Une vérité qui s’apprivoise

Daniel SOIL, Agdez, dernière page, M.E.O., 2022, 124 p., 15 € / ePub : 8,99 €, ISBN : 978–2‑8070–0323‑1

soil agdez derniere pageLorsque l’on retrou­ve le corps lacéré de Johannes V, expert des Nations Unies au Maroc, ses instances déci­dent de charg­er Jean, un attaché cul­turel belge, de recueil­lir des infor­ma­tions sur les cir­con­stances de son meurtre. Des hypothès­es cir­cu­lent qui met­tent en évi­dence les posi­tions pro­gres­sistes de la vic­time, fer­vent défenseur des droits humains et de la diver­sité cul­turelle, pos­ture pas­sant pour auda­cieuse à l’heure où d’autres resser­rent les mailles de la pen­sée.

Sous la direc­tion d’Aïcha, une jour­nal­iste proche de Johannes, il entame un périple qui le mène dans plusieurs villes du pays et, surtout à mul­ti­pli­er les angles d’approche.

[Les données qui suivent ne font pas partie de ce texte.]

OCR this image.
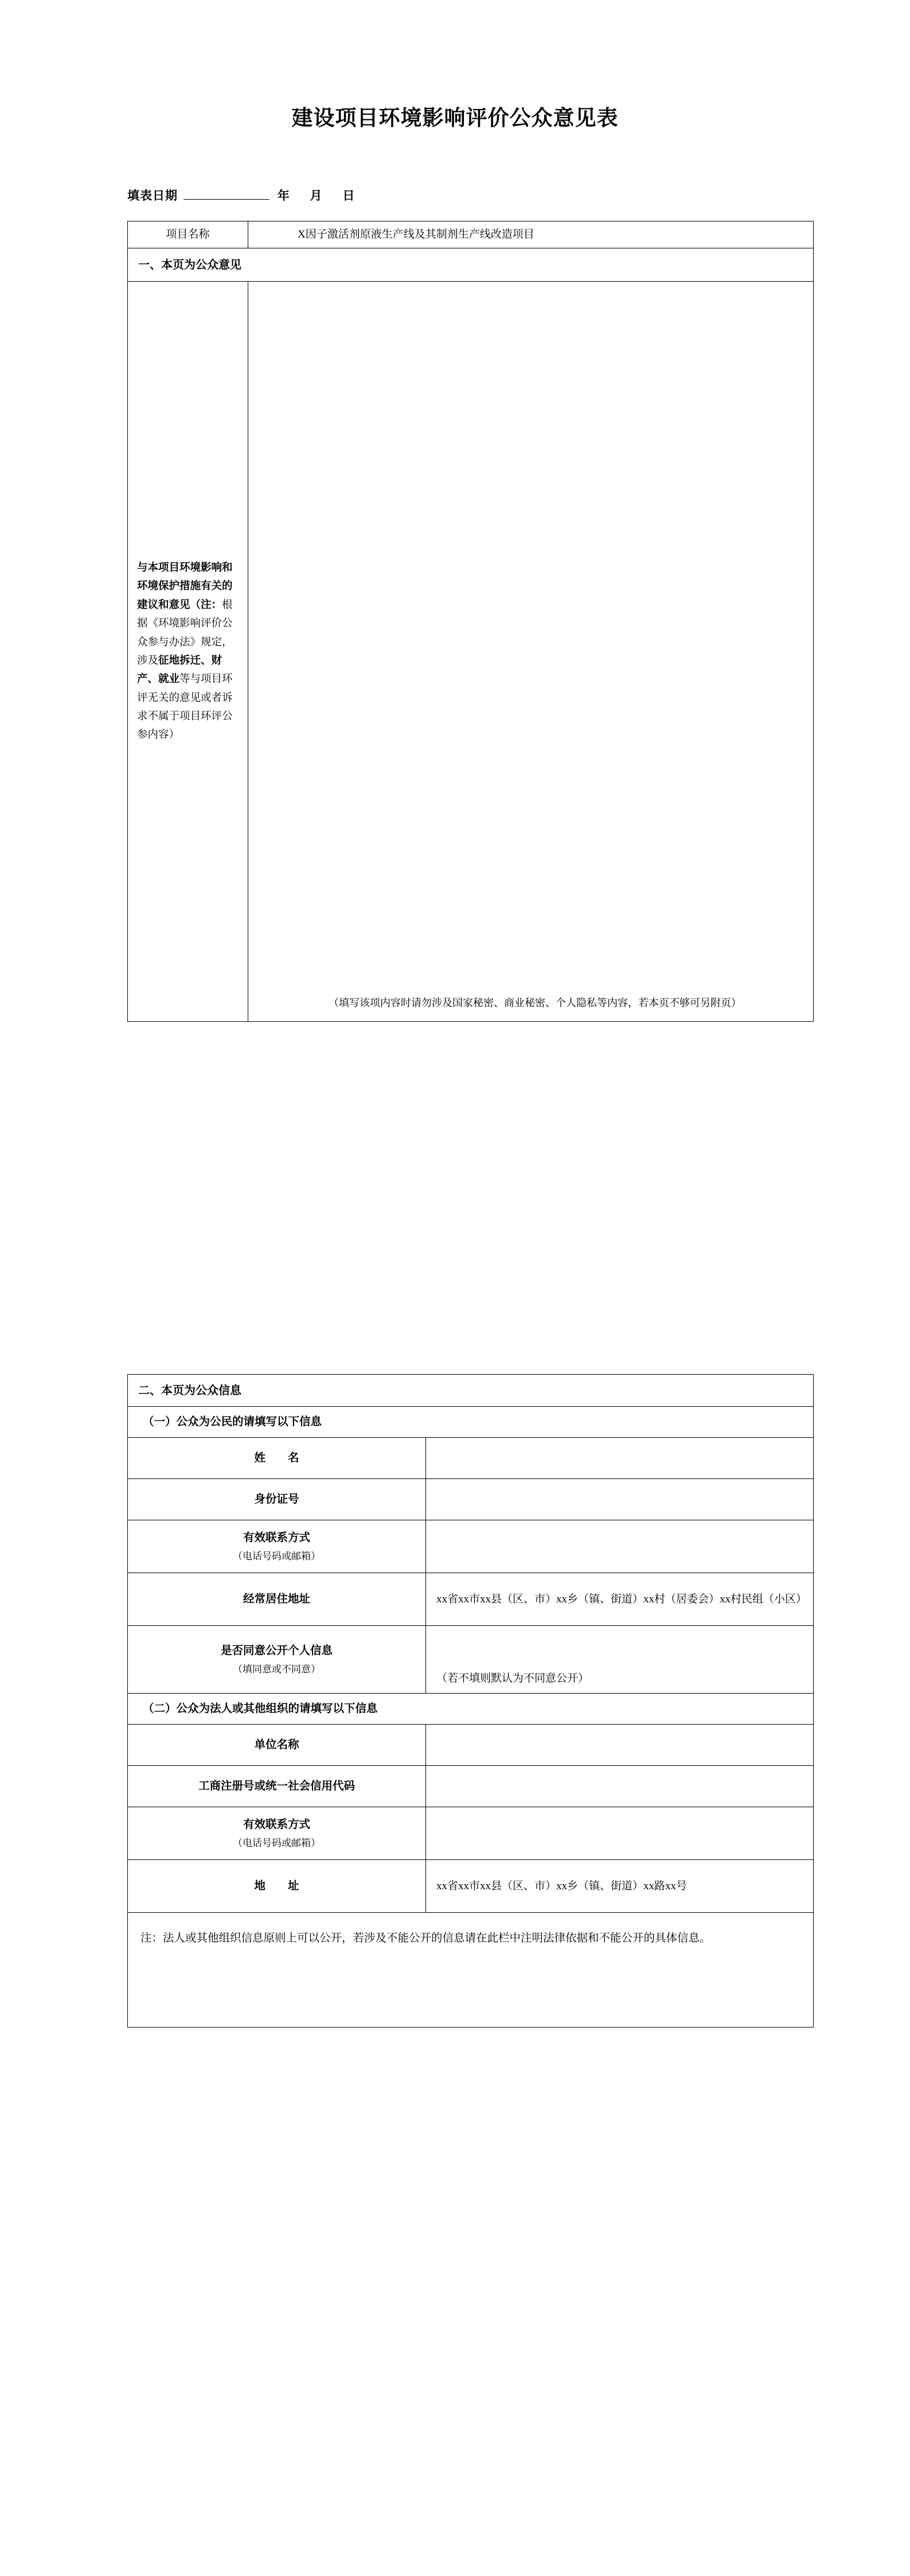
建设项目环境影响评价公众意见表
填表日期	年 月 日
项目名称	X因子激活剂原液生产线及其制剂生产线改造项目
一、本页为公众意见	
与本项目环境影响和环境保护措施有关的建议和意见（注：根据《环境影响评价公众参与办法》规定，涉及征地拆迁、财产、就业等与项目环评无关的意见或者诉求不属于项目环评公参内容）	（填写该项内容时请勿涉及国家秘密、商业秘密、个人隐私等内容，若本页不够可另附页）
二、本页为公众信息	
（一）公众为公民的请填写以下信息	
姓　　名	
身份证号	
有效联系方式
（电话号码或邮箱）	

经常居住地址	xx省xx市xx县（区、市）xx乡（镇、街道）xx村（居委会）xx村民组（小区）
是否同意公开个人信息
（填同意或不同意）	（若不填则默认为不同意公开）
（二）公众为法人或其他组织的请填写以下信息	
单位名称	
工商注册号或统一社会信用代码	
有效联系方式
（电话号码或邮箱）	

地　　址	xx省xx市xx县（区、市）xx乡（镇、街道）xx路xx号
注：法人或其他组织信息原则上可以公开，若涉及不能公开的信息请在此栏中注明法律依据和不能公开的具体信息。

Bien sûr, il y a les accueils offi­ciels, ceux des min­istres qui ver­rouil­lent les ren­con­tres pour étouf­fer les voix dis­cor­dantes dans leurs bal­lets lux­ueux et savam­ment orchestrés où ils con­vient leurs fidèles. Très vite, il est aus­si immergé dans des cau­cus plus col­orés, tel celui de l’Assistance dis­crète, un groupe­ment éli­tiste, con­ser­va­teur voire réac­tion­naire qui serait prêt à lui ouvrir ses portes. En con­tre­point, des intel­lectuels, des gens du spec­ta­cle, des uni­ver­si­taires engagés qui se sont sou­vent con­nus alors qu’ils étaient incar­cérés dans la prison d’Agdez, aujourd’hui désaf­fec­tée. Le con­traste entre ce deux univers est total, les con­vic­tions de Jean le por­tant d’emblée vers le sec­ond où il trou­ve aus­si une con­vivi­al­ité et une lib­erté de parole et de pen­sée à sa mesure.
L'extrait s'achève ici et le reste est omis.